Chris had known that what they were doing was dangerous, that they were making enemies, that some would not understand the good and want to retaliate or continue to live in their “secrets” bubble.
Now Ingrid was dead. Murdered.
HE KNOWS
And so the response was obvious: He had to be stopped.
Chapter 46
Kimberly Dann’s dorm room was in a seemingly ultrahip section of Greenwich Village in New York City. Beachwood wasn’t Hicksville, not even close. Many of their residents had migrated from New York City, wanting to escape the hustle and bustle and live a somewhat more financially comfortable life in a place with lower property values and tax rates. But Beachwood certainly wasn’t Manhattan, either. Johanna had done enough traveling—this was her sixth time here—to know that there was no place like this isle. The city did indeed sleep and rest and all that, but when you are here, your senses were always alive. You were plugged in. You felt the constant surges and crackles.
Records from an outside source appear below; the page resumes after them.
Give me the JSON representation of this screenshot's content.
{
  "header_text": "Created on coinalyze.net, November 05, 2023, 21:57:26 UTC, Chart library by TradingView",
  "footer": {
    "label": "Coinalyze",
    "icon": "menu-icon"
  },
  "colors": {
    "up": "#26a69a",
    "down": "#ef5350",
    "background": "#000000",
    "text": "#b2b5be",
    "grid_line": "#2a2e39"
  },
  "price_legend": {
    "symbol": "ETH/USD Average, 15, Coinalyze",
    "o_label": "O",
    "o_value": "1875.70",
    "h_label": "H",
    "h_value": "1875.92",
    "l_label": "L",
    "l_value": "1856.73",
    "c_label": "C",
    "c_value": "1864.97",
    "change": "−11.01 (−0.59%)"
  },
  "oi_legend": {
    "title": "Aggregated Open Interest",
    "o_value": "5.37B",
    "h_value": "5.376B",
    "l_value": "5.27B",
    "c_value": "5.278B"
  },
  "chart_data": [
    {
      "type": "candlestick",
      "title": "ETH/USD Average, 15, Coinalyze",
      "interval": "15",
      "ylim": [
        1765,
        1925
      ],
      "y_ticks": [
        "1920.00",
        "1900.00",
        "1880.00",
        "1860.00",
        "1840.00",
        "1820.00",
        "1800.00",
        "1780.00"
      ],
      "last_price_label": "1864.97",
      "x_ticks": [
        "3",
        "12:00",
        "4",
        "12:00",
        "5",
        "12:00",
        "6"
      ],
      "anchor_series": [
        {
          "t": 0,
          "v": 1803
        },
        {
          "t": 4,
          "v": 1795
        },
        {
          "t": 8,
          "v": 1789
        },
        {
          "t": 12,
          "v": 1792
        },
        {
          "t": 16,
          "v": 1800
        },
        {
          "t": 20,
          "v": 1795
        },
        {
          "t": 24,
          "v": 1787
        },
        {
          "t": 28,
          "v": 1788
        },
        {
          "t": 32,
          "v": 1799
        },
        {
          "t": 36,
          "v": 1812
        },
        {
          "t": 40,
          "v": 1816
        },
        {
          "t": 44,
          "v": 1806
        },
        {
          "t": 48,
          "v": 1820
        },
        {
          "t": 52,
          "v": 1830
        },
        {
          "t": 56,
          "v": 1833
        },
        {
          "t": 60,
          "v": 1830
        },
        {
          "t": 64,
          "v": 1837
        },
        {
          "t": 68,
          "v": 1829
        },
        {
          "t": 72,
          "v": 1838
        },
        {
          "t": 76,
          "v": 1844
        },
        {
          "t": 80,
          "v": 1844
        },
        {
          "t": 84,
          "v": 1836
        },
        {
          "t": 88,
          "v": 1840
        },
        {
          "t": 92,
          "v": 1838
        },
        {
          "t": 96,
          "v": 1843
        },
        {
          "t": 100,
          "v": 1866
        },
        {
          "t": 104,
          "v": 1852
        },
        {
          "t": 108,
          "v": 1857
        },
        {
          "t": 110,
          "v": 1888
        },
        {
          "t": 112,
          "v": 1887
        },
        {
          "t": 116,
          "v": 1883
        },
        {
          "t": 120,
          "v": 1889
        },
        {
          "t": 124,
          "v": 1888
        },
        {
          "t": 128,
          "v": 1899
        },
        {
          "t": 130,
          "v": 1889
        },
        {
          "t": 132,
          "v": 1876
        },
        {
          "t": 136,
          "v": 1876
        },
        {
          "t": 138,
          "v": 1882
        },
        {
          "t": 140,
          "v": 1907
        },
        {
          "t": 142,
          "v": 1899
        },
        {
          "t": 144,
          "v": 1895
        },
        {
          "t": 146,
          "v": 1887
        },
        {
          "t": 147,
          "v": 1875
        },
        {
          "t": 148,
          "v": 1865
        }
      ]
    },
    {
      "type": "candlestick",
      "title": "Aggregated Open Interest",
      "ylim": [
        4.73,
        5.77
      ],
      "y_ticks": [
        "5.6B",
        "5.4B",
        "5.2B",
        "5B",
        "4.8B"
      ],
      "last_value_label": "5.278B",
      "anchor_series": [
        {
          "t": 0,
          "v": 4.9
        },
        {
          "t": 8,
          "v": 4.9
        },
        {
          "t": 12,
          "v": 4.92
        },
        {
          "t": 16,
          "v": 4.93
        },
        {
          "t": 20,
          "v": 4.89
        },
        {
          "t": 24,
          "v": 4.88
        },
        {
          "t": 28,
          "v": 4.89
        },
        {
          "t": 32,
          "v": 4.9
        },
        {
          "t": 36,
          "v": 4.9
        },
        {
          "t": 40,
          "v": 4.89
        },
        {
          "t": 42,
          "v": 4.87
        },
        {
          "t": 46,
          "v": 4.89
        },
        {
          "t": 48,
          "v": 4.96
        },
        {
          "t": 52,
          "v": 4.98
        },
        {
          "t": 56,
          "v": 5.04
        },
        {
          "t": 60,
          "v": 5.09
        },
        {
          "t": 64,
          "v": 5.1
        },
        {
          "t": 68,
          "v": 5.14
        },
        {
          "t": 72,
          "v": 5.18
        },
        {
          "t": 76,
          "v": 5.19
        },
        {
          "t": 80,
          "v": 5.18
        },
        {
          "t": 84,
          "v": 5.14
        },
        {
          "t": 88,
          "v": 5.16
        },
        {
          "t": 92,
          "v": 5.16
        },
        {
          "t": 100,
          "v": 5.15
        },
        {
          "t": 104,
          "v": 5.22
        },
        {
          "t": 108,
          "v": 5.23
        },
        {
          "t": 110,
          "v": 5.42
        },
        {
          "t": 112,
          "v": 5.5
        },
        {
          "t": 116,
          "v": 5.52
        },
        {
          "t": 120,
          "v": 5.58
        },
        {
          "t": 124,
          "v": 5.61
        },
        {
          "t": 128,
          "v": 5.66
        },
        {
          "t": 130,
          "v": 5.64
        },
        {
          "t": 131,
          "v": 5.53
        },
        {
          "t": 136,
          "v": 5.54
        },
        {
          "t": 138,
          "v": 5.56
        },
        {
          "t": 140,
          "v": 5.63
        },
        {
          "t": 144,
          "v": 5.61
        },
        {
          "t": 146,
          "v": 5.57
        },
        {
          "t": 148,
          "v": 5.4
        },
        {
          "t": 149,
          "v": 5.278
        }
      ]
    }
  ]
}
The door flung open the moment Johanna knocked, as though Kimberly had been standing by the door, hand on the knob, waiting.
“Oh, Aunt Johanna!”
Tears streamed down Kimberly’s face. She collapsed onto Johanna and sobbed. Johanna held her up and let her cry. She stroked her hair down to her back the way she’d seen Heidi do a dozen times, like when Kimberly fell at the zoo and scraped her knee or when that jerk Frank Velle down the block had taken back his invitation to the prom because he was “upgrading” to Nicola Shindler.
Holding her friend’s daughter, Johanna felt her own heart start to break anew. She closed her eyes and made what she hoped were comforting shushing sounds. She didn’t say, “It’s going to be okay,” or offer false words of comfort. She just held her and let her cry. Then Johanna let herself cry too. Why not? Why the hell pretend that this wasn’t crushing her too?
What Johanna needed to do would come soon enough. Let them both have their cries in the meantime.
After some time had passed, Kimberly let go and took a step back. “I got my bag,” she said. “When is our flight?”
“Let’s sit and talk first, okay?”
They looked for places to sit, but since this was a dorm room, Johanna took the corner of the bed while Kimberly collapsed on what looked like an upscale beanbag chair. It was true that Johanna had come on her own dime to interrogate Adam Price, but she was here for more than that. She’d promised Marty that she’d accompany Kimberly back home for Heidi’s funeral. “Kimmy’s so upset,” Marty had said. “I don’t want her traveling alone, you know?”
Johanna knew.
“I need to ask you something,” Johanna said.
Kimberly was still drying her face. “Okay.”